Chez nos voisins européens, un projet de directive limitant
les délais de paiement à 60 jours maximum, y compris
pour les entreprises étatiques, et en cours d'élaboration. |
Nous faisons le vœu de voir généraliser
à nos contrées une telle loi.
Le temps, c'est de l'argent ?
Lorsqu'un simple acte de la vie courante, devient gaspillage
de temps, on peut craindre une perte d'efficacité globale.
Imaginons par exemple, les économies de temps (et d'énergie)
que généreraient moins de déplacements donc
d'embouteillages et d'accidents, si seulement on généralisait
les solutions de règlement à distance des factures
d'eau, de téléphone ou d'électricité.
D'autant que les solutions techniques existent. Espérons
que cela ne restera pas au stade de vœu pieux.
Une autre question temporelle porte sur la valeur d'un travail
immatériel. Comment évaluer le travail d'un
prestataire de service. Un consultant par exemple. Est-ce en fonction
du nombre de pages de son rapport ? Ou en fonction du temps qu'il
aura consacré à le réaliser ? Cela pourrait
aussi être en fonction du résultat atteint ! Ou encore
en fonction de ce que cela pourrait rapporter au prescripteur !

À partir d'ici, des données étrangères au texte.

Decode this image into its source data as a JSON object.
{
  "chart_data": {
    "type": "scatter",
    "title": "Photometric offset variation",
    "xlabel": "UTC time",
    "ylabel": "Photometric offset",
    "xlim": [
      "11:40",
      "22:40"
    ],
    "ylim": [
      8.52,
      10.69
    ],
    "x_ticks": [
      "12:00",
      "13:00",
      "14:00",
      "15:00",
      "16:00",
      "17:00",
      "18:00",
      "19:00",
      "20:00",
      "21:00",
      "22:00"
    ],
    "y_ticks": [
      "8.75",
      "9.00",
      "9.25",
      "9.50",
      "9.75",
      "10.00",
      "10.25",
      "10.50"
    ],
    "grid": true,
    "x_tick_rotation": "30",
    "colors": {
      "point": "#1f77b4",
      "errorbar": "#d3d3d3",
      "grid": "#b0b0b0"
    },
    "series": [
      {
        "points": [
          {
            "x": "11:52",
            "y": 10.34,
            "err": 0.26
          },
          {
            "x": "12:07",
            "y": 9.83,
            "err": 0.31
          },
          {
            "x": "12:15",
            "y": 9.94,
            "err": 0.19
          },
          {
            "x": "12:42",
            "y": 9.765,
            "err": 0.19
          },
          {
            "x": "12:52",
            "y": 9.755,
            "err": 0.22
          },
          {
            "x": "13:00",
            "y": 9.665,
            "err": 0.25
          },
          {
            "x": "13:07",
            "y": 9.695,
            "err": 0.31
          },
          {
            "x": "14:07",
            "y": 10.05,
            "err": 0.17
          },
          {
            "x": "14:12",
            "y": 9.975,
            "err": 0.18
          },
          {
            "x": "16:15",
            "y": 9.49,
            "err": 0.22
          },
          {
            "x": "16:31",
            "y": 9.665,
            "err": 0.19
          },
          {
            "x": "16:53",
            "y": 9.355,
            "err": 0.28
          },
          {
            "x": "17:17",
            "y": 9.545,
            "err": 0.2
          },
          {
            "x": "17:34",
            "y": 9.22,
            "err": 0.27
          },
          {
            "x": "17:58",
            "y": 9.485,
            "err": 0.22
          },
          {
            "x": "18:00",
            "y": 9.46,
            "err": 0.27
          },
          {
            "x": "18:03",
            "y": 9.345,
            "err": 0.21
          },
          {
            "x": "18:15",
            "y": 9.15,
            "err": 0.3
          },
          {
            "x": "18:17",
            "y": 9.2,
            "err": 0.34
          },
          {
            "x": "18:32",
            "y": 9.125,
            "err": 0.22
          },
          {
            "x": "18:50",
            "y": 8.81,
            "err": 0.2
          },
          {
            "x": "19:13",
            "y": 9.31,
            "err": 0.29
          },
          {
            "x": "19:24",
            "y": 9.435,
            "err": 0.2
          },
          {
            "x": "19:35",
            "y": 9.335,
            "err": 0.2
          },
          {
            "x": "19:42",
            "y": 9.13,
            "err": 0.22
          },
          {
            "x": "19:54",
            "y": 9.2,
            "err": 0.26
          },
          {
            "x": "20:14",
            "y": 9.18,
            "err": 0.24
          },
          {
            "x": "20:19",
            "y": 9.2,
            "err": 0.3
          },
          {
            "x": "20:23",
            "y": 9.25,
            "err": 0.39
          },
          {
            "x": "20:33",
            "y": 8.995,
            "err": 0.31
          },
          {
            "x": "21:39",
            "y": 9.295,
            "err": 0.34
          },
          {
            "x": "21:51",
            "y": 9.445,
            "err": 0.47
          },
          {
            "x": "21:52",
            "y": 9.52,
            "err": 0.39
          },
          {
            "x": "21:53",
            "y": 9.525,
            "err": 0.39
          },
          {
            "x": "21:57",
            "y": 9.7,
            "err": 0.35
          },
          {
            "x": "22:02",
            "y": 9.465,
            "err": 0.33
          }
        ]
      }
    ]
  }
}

Dans une société où le commerce de marchandises
a toujours dominé, il reste inconcevable pour certains chefs
d'entreprise de faire appel à du conseil. Pas nécessairement
parce que le besoin n'existe pas. Mais plutôt parce
que la méthode d'évaluation d'un travail
immatériel n'est pas comprise. La confusion vient surtout
dans la perception du métier de consultant. Faut-il préciser
qu'un consultant ne vend pas de conseils, mais plutôt
de la méthode et une capacité d'analyse, de
synthèse et d'action. Son travail ne peut s'intégrer
que dans le cadre d'un projet. Donc autour d'un objectif
et d'un engagement sur un résultat. Rehausser l'image
des consultants passe par la clarification des rôles et responsabilités
des consultants. Et ceci rejoint l'objectif de cette lettre
d'information, et de celles qui suivront…
Sans comparer les consultants aux artistes du moyen âge,
nous rappellerons pour l'anecdote que les peintres de l'époque
ont dû lutter contre leurs commanditaires pour que leur travail
ne soit plus rémunéré en fonction de la surface
peinte et du prix des couleurs utilisées.